Слава богу! Подмога пришла. Да тут еще, к счастью, брошенные вожжи намотались на ось, туго натянулись, сдержали коней. Стали. Кони вскидывали морды, тяжело дышали, роняли с губ пену. Да тут еще набежали борзые, запрыгали вокруг кареты.
— Пшли вон! — гаркнул, спрыгивая наземь, Волох. И погрозил им плетью.
Умные собаки, часто дыша, вывалив красные языки, забрались под карету, легли.
Александров, спрыгнув с лошади, замахал белым платком.
Налетели. Окружили. Веселые лица, храпящие конские морды. Давыд — кулем наземь — в армяке, в малахае, с пистолетами за поясом и с образком на груди; обхватил князя — головой ему по грудь, засопел сердито:
— Господин полковник, Петр Алексеич, ну как же ты так? Что за мальчишество, право? А если б мы не поспели? Хорошо вот, красавица, прилетела. Вся в слезах и в румянце — не иначе у нее миленок там. Что с ногой? Сильно ранен?
— Зажило! — сердито буркнул князь. — Мышь укусила. Сбросить бы эту гадость, да надеть нечего. А босому полковнику неприлично.

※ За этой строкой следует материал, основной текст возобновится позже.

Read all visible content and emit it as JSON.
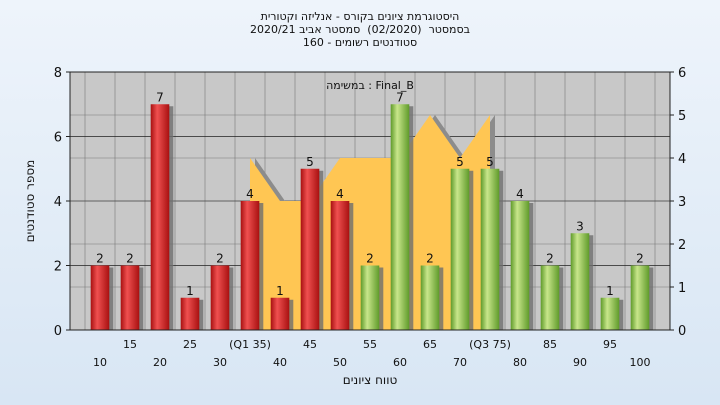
{
  "title_lines": [
    "היסטוגרמת ציונים בקורס - אנליזה וקטורית",
    "בסמסטר  (02/2020)  סמסטר אביב 2020/21",
    "סטודנטים רשומים - 160"
  ],
  "chart_data": {
    "type": "bar",
    "inner_label": "במשימה : Final_B",
    "xlabel": "טווח ציונים",
    "ylabel": "מספר סטודנטים",
    "ylim": [
      0,
      8
    ],
    "y_ticks": [
      0,
      2,
      4,
      6,
      8
    ],
    "y2lim": [
      0,
      6
    ],
    "y2_ticks": [
      0,
      1,
      2,
      3,
      4,
      5,
      6
    ],
    "grid": true,
    "categories": [
      "10",
      "15",
      "20",
      "25",
      "30",
      "(Q1 35)",
      "40",
      "45",
      "50",
      "55",
      "60",
      "65",
      "70",
      "(Q3 75)",
      "80",
      "85",
      "90",
      "95",
      "100"
    ],
    "values": [
      2,
      2,
      7,
      1,
      2,
      4,
      1,
      5,
      4,
      2,
      7,
      2,
      5,
      5,
      4,
      2,
      3,
      1,
      2
    ],
    "bar_colors": [
      "red",
      "red",
      "red",
      "red",
      "red",
      "red",
      "red",
      "red",
      "red",
      "green",
      "green",
      "green",
      "green",
      "green",
      "green",
      "green",
      "green",
      "green",
      "green"
    ],
    "area_values": [
      null,
      null,
      null,
      null,
      null,
      4,
      3,
      3,
      4,
      4,
      4,
      5,
      4,
      5,
      null,
      null,
      null,
      null,
      null
    ],
    "colors": {
      "red": "#d8282b",
      "green": "#8fc24a",
      "area": "#ffc653",
      "shadow": "#8c8c8c",
      "plot_bg": "#c8c8c8"
    }
  }
}
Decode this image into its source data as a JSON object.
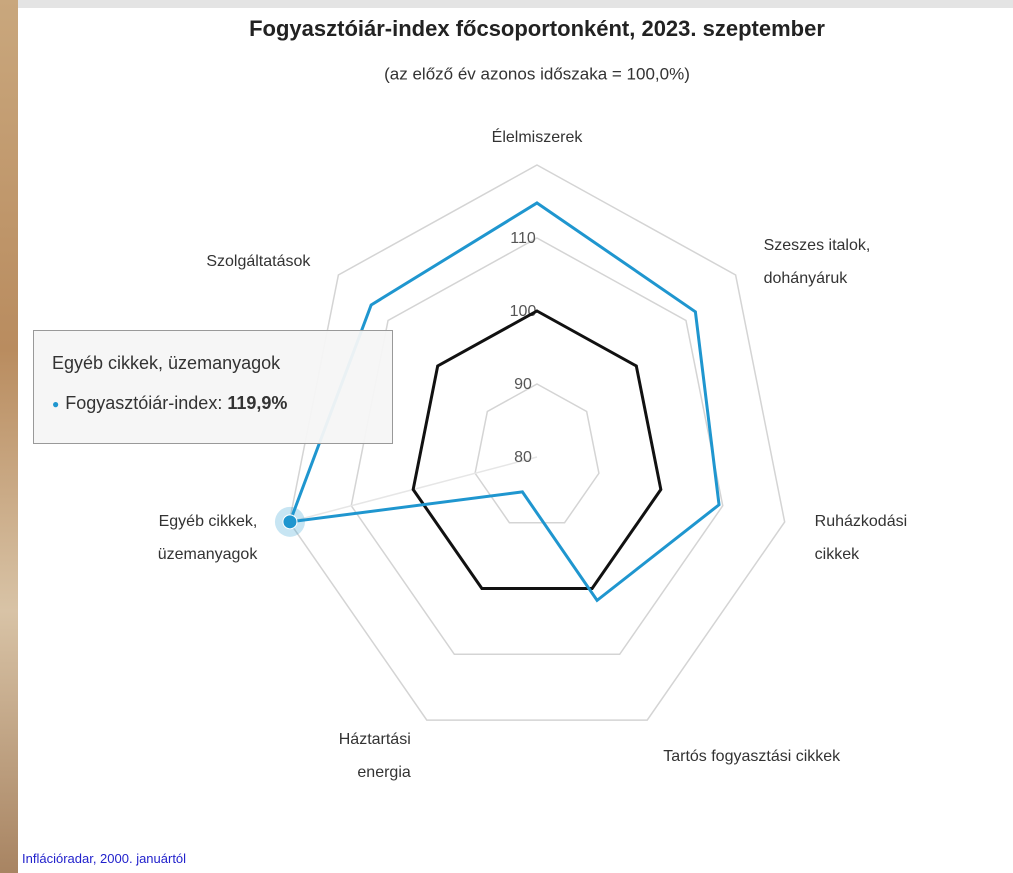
{
  "chart_data": {
    "type": "radar",
    "title": "Fogyasztóiár-index főcsoportonként, 2023. szeptember",
    "subtitle": "(az előző év azonos időszaka = 100,0%)",
    "categories": [
      "Élelmiszerek",
      "Szeszes italok, dohányáruk",
      "Ruházkodási cikkek",
      "Tartós fogyasztási cikkek",
      "Háztartási energia",
      "Egyéb cikkek, üzemanyagok",
      "Szolgáltatások"
    ],
    "series": [
      {
        "color": "#1f96cf",
        "values": [
          114.8,
          111.9,
          109.4,
          101.8,
          85.3,
          119.9,
          113.4
        ]
      },
      {
        "color": "#111111",
        "values": [
          100,
          100,
          100,
          100,
          100,
          100,
          100
        ]
      }
    ],
    "ylim": [
      80,
      120
    ],
    "yticks": [
      80,
      90,
      100,
      110
    ],
    "grid": true,
    "tooltip": {
      "title": "Egyéb cikkek, üzemanyagok",
      "label": "Fogyasztóiár-index:",
      "value": "119,9%"
    },
    "footer": "Inflációradar, 2000. januártól"
  }
}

— Зачем же босому? — появился Волох, держа в руках хорошие ботфорты. Не иначе уже в багажном ящике пошарил. — Сидайте, ваше высокоблагородие, переобуемся.
Когда Волох, склоняясь, начал разматывать чуню, князь шепнул ему в ухо:
— Больше ничего не нашел?
— Как не найти, Петр Алексеевич, нашел. Не извольте беспокоиться. — Волох тоже отвечал негромко. — Обождать надо — ишь народ сбежался. Так и самим не хватит.
Полковник встал, обутый, потоптался, пробуя, ловко ли сели сапоги, тронул ус и заорал:
— Что сгрудились? Там ваши братья насмерть бьются, а вам здесь балаган? А ты куда? — кричит Александрову, уже подобравшему себе коня и готовому ринуться в схватку. — Тебе отныне форейтором служить, пока не научишься. А тебя, Волох, своей рукой выпорю — как смел командира из боя вывести?
— Нешто я? — удивился Волох. — Я ваше благородие только принял. Ваши офицеры — господа Щербатов да Буслаев…
— Они тоже моей руки не минуют. Обоих разжалую. Коня мне! И саблю.
Весь французский полк взяли в плен. Исключая, конечно, павших. Среди пленных оказалась большая птица — вице-король какой-то, в парадном мундире, в громоздкой шляпе с плюмажем — вылитый индюк. Только в грязи и пыли — это его Волох выбросил из кареты, «как они послушание не оказывали и пистолетом тыкали».
Со всех сторон начали подтягиваться раненые. Иные шли сами, иных вели под руки, иных несли на самодельных носилках из ружей и шинелей. Собирали брошенное оружие, ловили отбившихся лошадей. Раненых, кто не на ногах, устроили в фурах; ими занялся доктор с помощниками. Осмотрели добытое в бою — порадовались, было много хорошего оружия, большой запас пороха и свинца.
Отдав необходимые распоряжения, офицеры собрались под развесистым дубом, еще не потерявшим всю свою листву. Сюда же привели и вице-короля. Немного потерявшего осанку после падения из кареты и неожиданно проигранного сражения.
— Вы его выиграли не доблестью, — чванно заявил он князю Щербатову, — а хитростью.
Князь вспылил, но сдержался.
— Вон она, моя доблесть, — и он указал в сторону, где стрелки укладывали погибших. — И здесь она, — указал на офицеров — измученных, в изодранных мундирах, мятых киверах, в своей и чужой крови.
Вице-король потупился, упрятал подальше спесь.
— Могу я рассчитывать, что мне вернут шпагу, а также Милен и Мадлену?
— Любовницы? — оживился князь. — Что-то я их не видел. Глянуть бы.
— Это мои борзые. Они прошли со мной весь путь от Немана.